Francuski parlament po raz kolejny przyjął bardzo kontrowersyjną ustawę antypiracką, która umożliwi władzom odcinanie dostępu do Internetu osobom, które nagminnie pobierają nielegalne treści z sieci. Jutro nad ustawą będzie głosował senat. Jeśli projekt zostanie uchwalony również w izbie wyższej, to w w najbliższych tygodniach doczekamy się wejścia w życie aktu prawnego znacznie ważniejszego dla rozwoju Sieci niż słynny wyrok w sprawie The Pirate Bay.

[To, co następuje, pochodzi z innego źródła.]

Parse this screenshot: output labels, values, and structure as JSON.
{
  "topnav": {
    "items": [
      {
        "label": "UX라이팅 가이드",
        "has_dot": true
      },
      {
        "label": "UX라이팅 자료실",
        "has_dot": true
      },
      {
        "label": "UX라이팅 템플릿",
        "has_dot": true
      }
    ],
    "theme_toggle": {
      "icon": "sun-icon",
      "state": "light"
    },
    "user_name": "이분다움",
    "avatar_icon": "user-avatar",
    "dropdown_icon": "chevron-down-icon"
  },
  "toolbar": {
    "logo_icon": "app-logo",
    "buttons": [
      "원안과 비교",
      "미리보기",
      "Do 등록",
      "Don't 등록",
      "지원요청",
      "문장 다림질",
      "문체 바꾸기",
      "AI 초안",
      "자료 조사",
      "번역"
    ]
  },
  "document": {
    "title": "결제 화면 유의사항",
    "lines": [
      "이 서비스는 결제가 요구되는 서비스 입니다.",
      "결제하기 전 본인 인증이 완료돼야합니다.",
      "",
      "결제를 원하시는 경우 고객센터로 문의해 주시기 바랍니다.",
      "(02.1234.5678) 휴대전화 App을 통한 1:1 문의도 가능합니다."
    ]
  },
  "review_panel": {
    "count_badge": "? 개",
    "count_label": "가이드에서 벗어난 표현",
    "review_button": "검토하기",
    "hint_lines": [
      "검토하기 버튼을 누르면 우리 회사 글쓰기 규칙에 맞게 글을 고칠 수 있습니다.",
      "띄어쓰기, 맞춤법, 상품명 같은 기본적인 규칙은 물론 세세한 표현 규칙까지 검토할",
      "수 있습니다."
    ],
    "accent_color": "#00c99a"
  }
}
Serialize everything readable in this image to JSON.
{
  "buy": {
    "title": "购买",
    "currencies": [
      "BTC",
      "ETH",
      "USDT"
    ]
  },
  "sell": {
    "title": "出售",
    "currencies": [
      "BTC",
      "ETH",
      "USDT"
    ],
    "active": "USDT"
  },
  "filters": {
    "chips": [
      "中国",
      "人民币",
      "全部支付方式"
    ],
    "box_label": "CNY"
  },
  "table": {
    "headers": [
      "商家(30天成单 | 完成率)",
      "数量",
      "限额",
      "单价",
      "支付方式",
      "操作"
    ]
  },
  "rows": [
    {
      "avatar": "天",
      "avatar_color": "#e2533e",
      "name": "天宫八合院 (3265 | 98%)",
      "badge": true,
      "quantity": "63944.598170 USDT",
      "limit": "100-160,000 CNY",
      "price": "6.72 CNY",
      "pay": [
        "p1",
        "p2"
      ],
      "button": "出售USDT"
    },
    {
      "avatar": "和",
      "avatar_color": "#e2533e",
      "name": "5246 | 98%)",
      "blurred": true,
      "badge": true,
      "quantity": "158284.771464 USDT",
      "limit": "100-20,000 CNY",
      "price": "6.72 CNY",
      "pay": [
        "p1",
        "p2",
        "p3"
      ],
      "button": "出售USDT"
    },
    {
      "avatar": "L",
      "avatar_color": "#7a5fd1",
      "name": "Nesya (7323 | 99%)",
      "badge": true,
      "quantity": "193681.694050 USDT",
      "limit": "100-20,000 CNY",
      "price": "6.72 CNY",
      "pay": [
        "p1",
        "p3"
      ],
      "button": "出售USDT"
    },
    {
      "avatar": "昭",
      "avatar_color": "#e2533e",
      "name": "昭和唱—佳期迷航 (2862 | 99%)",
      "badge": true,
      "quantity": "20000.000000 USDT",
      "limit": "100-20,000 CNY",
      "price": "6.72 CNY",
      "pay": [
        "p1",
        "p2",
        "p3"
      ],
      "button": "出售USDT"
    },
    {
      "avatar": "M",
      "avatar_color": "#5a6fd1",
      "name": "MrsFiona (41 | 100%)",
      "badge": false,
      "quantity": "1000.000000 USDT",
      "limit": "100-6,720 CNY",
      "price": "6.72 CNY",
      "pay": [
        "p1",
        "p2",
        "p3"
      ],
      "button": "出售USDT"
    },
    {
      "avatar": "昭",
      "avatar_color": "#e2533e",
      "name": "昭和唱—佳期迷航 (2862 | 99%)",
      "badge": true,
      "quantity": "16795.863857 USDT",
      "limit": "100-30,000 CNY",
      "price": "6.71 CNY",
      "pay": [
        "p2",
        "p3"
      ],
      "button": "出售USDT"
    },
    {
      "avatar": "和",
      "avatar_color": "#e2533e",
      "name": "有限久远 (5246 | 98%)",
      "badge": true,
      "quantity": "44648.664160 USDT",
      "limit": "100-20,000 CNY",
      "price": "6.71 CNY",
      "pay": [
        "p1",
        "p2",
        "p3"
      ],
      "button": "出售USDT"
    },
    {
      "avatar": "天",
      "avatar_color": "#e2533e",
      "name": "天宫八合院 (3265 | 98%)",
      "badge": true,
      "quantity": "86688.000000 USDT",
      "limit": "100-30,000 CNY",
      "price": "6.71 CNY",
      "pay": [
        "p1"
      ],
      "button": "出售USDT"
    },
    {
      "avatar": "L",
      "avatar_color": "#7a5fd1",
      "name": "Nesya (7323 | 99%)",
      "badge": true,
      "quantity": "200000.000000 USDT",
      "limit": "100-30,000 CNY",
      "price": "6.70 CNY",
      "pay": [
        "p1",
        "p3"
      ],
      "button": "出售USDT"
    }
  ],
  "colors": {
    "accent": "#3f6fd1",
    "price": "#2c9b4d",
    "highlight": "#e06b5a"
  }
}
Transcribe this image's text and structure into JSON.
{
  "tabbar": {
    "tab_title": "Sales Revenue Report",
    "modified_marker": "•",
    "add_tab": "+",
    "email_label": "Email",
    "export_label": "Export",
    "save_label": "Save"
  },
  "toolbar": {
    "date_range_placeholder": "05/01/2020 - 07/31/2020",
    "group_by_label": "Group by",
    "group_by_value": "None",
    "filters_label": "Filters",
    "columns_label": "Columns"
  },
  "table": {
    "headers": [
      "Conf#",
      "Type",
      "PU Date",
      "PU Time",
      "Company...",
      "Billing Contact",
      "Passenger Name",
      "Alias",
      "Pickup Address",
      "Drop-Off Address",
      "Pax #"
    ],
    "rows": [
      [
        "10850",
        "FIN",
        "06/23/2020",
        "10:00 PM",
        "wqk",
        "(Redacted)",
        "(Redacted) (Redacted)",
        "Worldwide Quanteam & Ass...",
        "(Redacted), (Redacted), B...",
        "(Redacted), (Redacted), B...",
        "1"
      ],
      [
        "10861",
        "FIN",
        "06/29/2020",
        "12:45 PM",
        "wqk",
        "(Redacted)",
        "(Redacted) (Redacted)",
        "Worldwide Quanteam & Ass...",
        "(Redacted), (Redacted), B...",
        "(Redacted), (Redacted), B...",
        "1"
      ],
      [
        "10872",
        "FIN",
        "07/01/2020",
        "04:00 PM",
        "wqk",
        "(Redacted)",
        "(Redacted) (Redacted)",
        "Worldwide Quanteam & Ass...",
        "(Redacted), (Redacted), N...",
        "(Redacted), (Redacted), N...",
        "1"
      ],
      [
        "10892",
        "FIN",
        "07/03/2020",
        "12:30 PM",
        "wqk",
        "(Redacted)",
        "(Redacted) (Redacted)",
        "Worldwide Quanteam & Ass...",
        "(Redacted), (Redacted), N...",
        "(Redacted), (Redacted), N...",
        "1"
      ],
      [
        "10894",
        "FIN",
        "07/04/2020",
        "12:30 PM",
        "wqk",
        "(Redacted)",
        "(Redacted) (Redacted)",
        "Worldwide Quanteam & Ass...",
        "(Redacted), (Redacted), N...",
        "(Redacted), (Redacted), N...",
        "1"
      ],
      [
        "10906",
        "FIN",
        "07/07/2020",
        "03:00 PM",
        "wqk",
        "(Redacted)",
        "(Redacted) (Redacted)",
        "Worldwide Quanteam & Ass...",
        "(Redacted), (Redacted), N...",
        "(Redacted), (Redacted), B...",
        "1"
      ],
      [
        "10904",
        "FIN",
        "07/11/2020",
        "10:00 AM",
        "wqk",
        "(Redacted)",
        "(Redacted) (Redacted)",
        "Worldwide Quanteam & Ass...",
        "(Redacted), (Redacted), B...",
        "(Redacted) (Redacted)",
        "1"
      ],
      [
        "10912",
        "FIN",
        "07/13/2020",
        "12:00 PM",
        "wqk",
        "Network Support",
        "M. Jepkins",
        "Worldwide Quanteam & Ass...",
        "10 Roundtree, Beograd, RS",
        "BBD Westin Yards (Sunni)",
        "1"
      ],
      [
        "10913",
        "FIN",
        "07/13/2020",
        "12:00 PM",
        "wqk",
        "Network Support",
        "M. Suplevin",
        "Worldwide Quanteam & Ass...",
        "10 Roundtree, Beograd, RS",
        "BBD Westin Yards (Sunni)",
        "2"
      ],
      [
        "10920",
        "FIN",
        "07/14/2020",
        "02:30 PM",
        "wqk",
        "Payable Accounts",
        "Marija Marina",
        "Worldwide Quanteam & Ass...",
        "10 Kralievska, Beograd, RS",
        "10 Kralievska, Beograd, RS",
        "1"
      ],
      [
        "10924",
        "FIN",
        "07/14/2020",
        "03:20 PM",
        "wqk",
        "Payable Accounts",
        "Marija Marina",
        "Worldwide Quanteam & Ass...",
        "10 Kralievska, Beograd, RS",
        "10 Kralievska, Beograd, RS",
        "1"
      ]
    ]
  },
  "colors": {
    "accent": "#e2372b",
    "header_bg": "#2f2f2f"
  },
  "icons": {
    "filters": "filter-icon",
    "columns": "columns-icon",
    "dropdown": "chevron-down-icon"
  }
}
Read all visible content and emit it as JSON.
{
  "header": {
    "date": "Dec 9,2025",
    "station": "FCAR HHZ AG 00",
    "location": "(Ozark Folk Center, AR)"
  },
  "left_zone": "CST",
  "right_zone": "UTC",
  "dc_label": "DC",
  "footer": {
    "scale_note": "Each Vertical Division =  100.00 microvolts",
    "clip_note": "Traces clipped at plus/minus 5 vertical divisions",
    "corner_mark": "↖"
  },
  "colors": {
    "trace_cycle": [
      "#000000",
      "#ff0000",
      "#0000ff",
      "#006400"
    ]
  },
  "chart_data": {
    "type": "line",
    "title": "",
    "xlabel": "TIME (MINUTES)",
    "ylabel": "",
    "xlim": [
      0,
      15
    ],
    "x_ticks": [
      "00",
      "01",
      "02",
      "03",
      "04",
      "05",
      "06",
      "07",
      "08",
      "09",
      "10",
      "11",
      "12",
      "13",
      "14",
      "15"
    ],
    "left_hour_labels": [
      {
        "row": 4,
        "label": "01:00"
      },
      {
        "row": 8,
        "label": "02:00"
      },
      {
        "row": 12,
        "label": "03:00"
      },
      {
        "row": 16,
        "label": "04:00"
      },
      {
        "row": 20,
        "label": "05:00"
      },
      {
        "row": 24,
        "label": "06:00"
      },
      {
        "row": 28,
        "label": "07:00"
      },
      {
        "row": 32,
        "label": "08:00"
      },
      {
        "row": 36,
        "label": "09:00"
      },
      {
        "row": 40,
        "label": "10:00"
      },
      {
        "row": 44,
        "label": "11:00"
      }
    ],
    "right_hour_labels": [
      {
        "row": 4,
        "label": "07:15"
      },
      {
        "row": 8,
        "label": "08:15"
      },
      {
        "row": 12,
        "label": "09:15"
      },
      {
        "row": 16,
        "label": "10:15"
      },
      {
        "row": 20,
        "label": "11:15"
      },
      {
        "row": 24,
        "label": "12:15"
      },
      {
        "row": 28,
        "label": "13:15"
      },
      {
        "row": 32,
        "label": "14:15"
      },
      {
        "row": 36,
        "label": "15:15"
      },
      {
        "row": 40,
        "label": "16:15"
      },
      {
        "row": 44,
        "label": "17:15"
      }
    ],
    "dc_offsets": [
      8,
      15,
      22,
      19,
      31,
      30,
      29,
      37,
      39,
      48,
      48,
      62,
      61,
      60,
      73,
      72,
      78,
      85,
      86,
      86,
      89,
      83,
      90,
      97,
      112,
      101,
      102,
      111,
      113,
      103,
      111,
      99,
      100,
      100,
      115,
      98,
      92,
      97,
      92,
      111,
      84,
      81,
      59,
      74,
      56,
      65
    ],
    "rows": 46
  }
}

Ustawa antypiracka głosi zasadę trzech ostrzeżeń – osoba nielegalnie wymieniająca materiały chronione prawem autorskim otrzymywałaby najpierw e-mailem, za drugim razem tradycyjną pocztą upomnienie i wezwanie do zaprzestania tego procederu. Przy trzecim naruszeniu praw autorskich sprawca miałby tracić połączenie z Internetem. Ustawa przewiduje, że piraci mogliby zostać pozbawieni sieci na okres od 3 do nawet 12 miesięcy. […]
Co potem? Akt musi zostać podpisany przez prezydenta. I choć Nicolas Sarkozy jest zdecydowanie przeciwny piratom – wczesny projekt powyższego aktu skomentował mówiąc, że nie ma żadnego powodu, dla którego Internet miałby być obszarem, w którym nie obowiązują przepisy prawa – to na tym etapie ustawa może jeszcze zostać zaskarżona do Trybunału Konstytucyjnego. Skargę konstytucyjną może złożyć głowa państwa, marszałkowie obu izb oraz grupa 60 senatorów lub 60 posłów. Rozwiązanie to jest bardzo prawdopodobne, szczególnie biorąc pod uwagę, że ustawie sprzeciwia się m.in. Parlament Europejski – parlament europejski zdecydowanie sprzeciwia się odcinaniu od internetu. oraz stowarzyszenie La Quadrature du Net zajmujące się walką o poszanowanie praw obywatelskich w Internecie.